10. A digital phase-locked loops circuit according to claim 9, wherein the hysteresis-based devices comprise respectively a path selector and a hysteresis delay unit electrically coupled with each other, and wherein the path selector receives an output of the phase frequency detector which is derived from a feedback signal of the digital control delay line through the frequency divider.

11. A digital phase-locked loops circuit according to claim 9, wherein the hysteresis delay units are identical.

12. A digital phase-locked loops circuit according to claim 9, wherein the hysteresis delay units are different.

13. A digitally-controlled oscillator, comprising a delay line including a plurality of hysteresis delay cells connected in series, each of the hysteresis delay cells comprising a hysteresis delay unit, wherein the hysteresis delay units are configured for respectively comparing a first input voltage and a first threshold voltage to determine a first constant output voltage, and comparing a second input voltage and a second threshold voltage to determine a second constant output voltage, and wherein the first threshold voltage is different from the second threshold voltage, and the first constant output voltage is different from the second constant output voltage.

14. A digitally-controlled oscillator according to claim 13, wherein the hysteresis delay units are identical.

15. A digitally-controlled oscillator according to claim 14, wherein the hysteresis delay units perform respectively an inverter mode and a hysteresis mode.

16. A digitally-controlled oscillator according to claim 15, wherein the hysteresis delay units further perform respective a delay time and a resolution which are derived from a time difference in the inverter mode and the hysteresis mode.

17. A digitally-controlled oscillator according to claim 13, wherein the hysteresis delay units are different.

18. A digitally-controlled oscillator according to claim 17, wherein the hysteresis delay units perform respectively an inverter mode and a hysteresis mode.

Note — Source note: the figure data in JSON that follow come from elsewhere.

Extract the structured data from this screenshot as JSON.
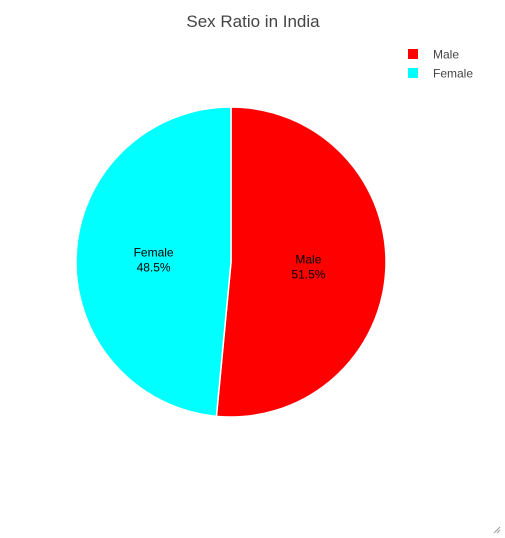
{
  "chart_data": {
    "type": "pie",
    "title": "Sex Ratio in India",
    "categories": [
      "Male",
      "Female"
    ],
    "values": [
      51.5,
      48.5
    ],
    "labels": [
      "51.5%",
      "48.5%"
    ],
    "colors": [
      "#ff0000",
      "#00ffff"
    ],
    "legend": {
      "placement": "top-right",
      "entries": [
        "Male",
        "Female"
      ]
    }
  }
}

19. A digitally-controlled oscillator according to claim 18, wherein the hysteresis delay units further perform respective a delay time and a resolution which are derived from a time difference in the inverter mode and the hysteresis mode.

20. A digitally-controlled hysteresis loops circuit, comprising a clock generator, a phase frequency detector, a frequency generator, a controller and a digital control delay line electrically coupled with each other, wherein the improvement comprises:

21. A digitally-controlled hysteresis loops circuit according to claim 20, wherein the hysteresis-based devices comprise respectively a path selector and a hysteresis delay unit electrically coupled with each other, and wherein the path selector receives an output of the phase frequency detector which is derived from a feedback signal of the digital control delay line through the frequency divider.

22. A digitally-controlled hysteresis loops circuit according to claim 20, wherein the hysteresis delay units are identical.

23. A digitally-controlled hysteresis loops circuit according to claim 22, wherein the hysteresis delay units perform respectively an inverter mode and a hysteresis mode.

24. A digitally-controlled hysteresis loop circuit according to claim 20, wherein the hysteresis delay units further perform respective a delay time and a resolution which are derived from a time difference in the inverter mode and the hysteresis mode.

25. A digitally-controlled hysteresis loop circuit according to claim 20, wherein the hysteresis delay units are different.

26. A digitally-controlled hysteresis loop circuit according to claim 25, wherein the hysteresis delay units perform respectively an inverter mode and a hysteresis mode.

27. A digitally-controlled hysteresis loop circuit according to claim 26, wherein the hysteresis delay units further perform respective a delay time and a resolution which are derived from a time difference in the inverter mode and the hysteresis mode.